NPB statistics (through 2025 season)
- Win–loss record: 21–14
- Earned run average: 2.98
- Strikeouts: 166

Teams
- Tohoku Rakuten Golden Eagles (2021–present);

Career highlights and awards
- NPB All-Star (2024);

= Masaru Fujii =

Japanese baseball player (born 1996)

Masaru Fujii (藤井 聖, Fujii Masaru) is a Japanese professional baseball pitcher for the Tohoku Rakuten Golden Eagles of Nippon Professional Baseball (NPB).

==Career==
Fujii was drafted by the Tohoku Rakuten Golden Eagles in the 3rd round of the 2020 NPB draft. Fujii began his career in 2021 with Rakuten's farm team, but did not debut with the main club until 2022, during which he logged a 1–2 record and 3.38 ERA with 10 strikeouts across four appearances.

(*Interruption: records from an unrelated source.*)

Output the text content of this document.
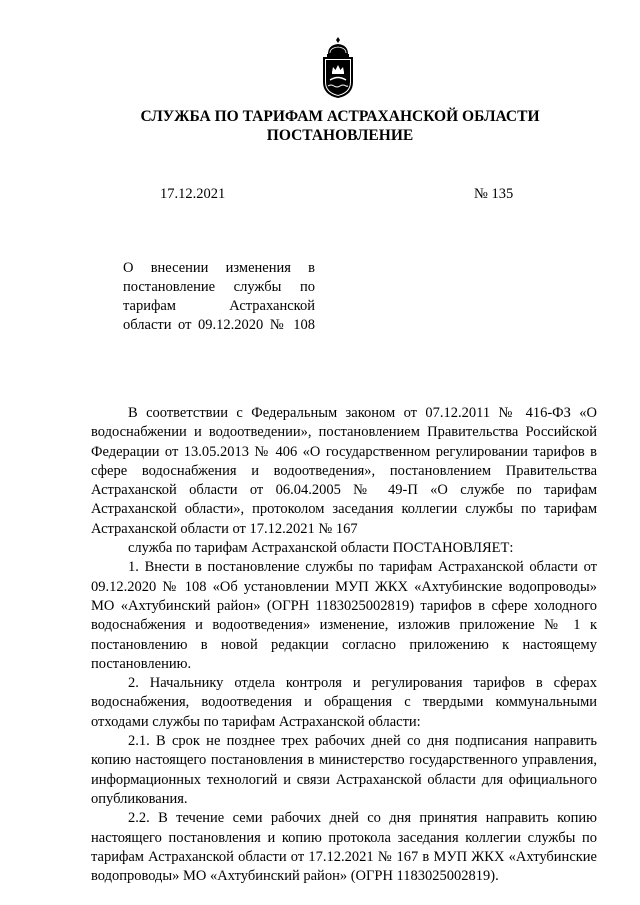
СЛУЖБА ПО ТАРИФАМ АСТРАХАНСКОЙ ОБЛАСТИ
ПОСТАНОВЛЕНИЕ
17.12.2021	№ 135
О внесении изменения в постановление службы по тарифам Астраханской области от 09.12.2020 № 108

В соответствии с Федеральным законом от 07.12.2011 № 416-ФЗ «О водоснабжении и водоотведении», постановлением Правительства Российской Федерации от 13.05.2013 № 406 «О государственном регулировании тарифов в сфере водоснабжения и водоотведения», постановлением Правительства Астраханской области от 06.04.2005 № 49-П «О службе по тарифам Астраханской области», протоколом заседания коллегии службы по тарифам Астраханской области от 17.12.2021 № 167

служба по тарифам Астраханской области ПОСТАНОВЛЯЕТ:

1. Внести в постановление службы по тарифам Астраханской области от 09.12.2020 № 108 «Об установлении МУП ЖКХ «Ахтубинские водопроводы» МО «Ахтубинский район» (ОГРН 1183025002819) тарифов в сфере холодного водоснабжения и водоотведения» изменение, изложив приложение № 1 к постановлению в новой редакции согласно приложению к настоящему постановлению.

2. Начальнику отдела контроля и регулирования тарифов в сферах водоснабжения, водоотведения и обращения с твердыми коммунальными отходами службы по тарифам Астраханской области:

2.1. В срок не позднее трех рабочих дней со дня подписания направить копию настоящего постановления в министерство государственного управления, информационных технологий и связи Астраханской области для официального опубликования.

2.2. В течение семи рабочих дней со дня принятия направить копию настоящего постановления и копию протокола заседания коллегии службы по тарифам Астраханской области от 17.12.2021 № 167 в МУП ЖКХ «Ахтубинские водопроводы» МО «Ахтубинский район» (ОГРН 1183025002819).
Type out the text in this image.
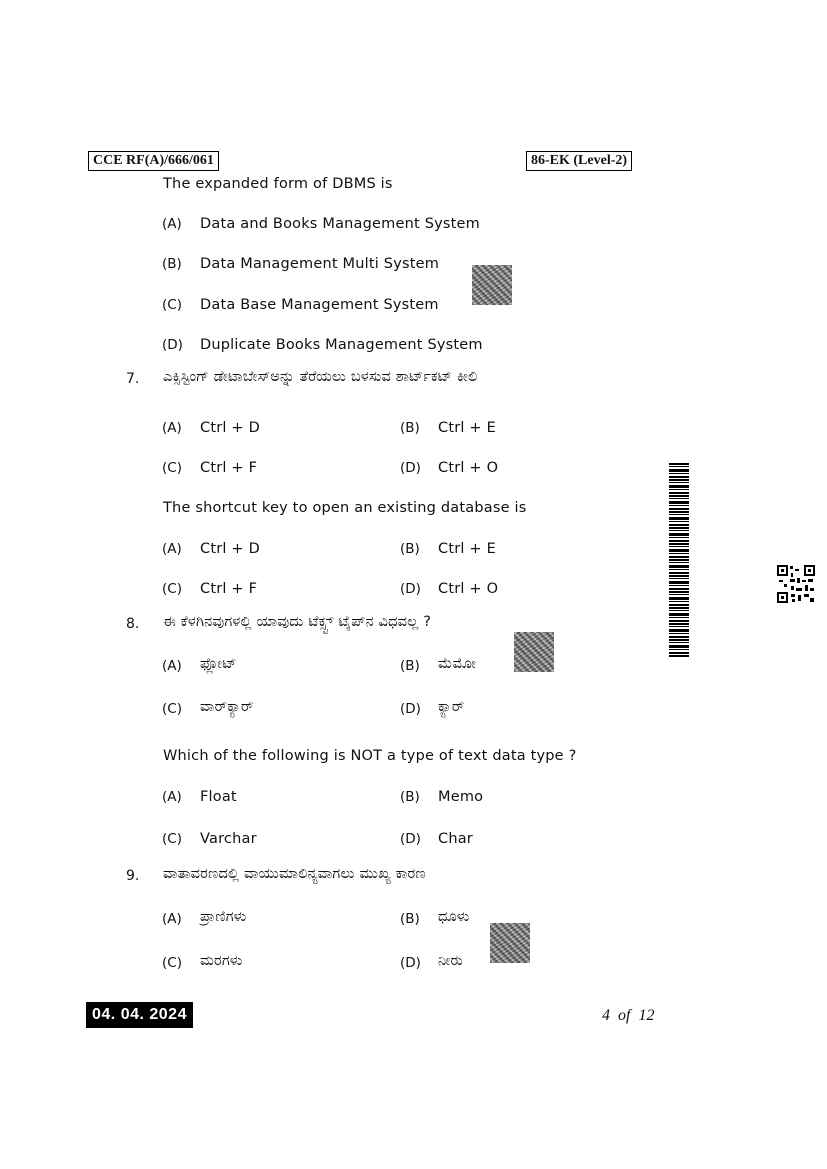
CCE RF(A)/666/061	86-EK (Level-2)
The expanded form of DBMS is
(A) Data and Books Management System
(B) Data Management Multi System
(C) Data Base Management System
(D) Duplicate Books Management System
7. ಎಕ್ಸಿಸ್ಟಿಂಗ್ ಡೇಟಾಬೇಸ್‌ಅನ್ನು ತೆರೆಯಲು ಬಳಸುವ ಶಾರ್ಟ್‌ಕಟ್ ಕೀಲಿ
(A) Ctrl + D	(B) Ctrl + E
(C) Ctrl + F	(D) Ctrl + O
The shortcut key to open an existing database is
(A) Ctrl + D	(B) Ctrl + E
(C) Ctrl + F	(D) Ctrl + O
8. ಈ ಕೆಳಗಿನವುಗಳಲ್ಲಿ ಯಾವುದು ಟೆಕ್ಸ್ಟ್ ಟೈಪ್‌ನ ವಿಧವಲ್ಲ ?
(A) ಫ್ಲೋಟ್	(B) ಮೆಮೋ
(C) ವಾರ್‌ಕ್ಯಾರ್	(D) ಕ್ಯಾರ್
Which of the following is NOT a type of text data type ?
(A) Float	(B) Memo
(C) Varchar	(D) Char
9. ವಾತಾವರಣದಲ್ಲಿ ವಾಯುಮಾಲಿನ್ಯವಾಗಲು ಮುಖ್ಯ ಕಾರಣ
(A) ಪ್ರಾಣಿಗಳು	(B) ಧೂಳು
(C) ಮರಗಳು	(D) ನೀರು
04. 04. 2024	4  of  12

Fujii made 10 appearances for the Eagles in 2023, recording a 2.29 ERA with 24 strikeouts across 35 1/3 innings pitched.

Fujii began the year pitching out of Rakuten's rotation, posting a 7–1 record and 2.36 ERA with 43 strikeouts over his first 13 games. He was subsequently named an All-Star for the first time in his career.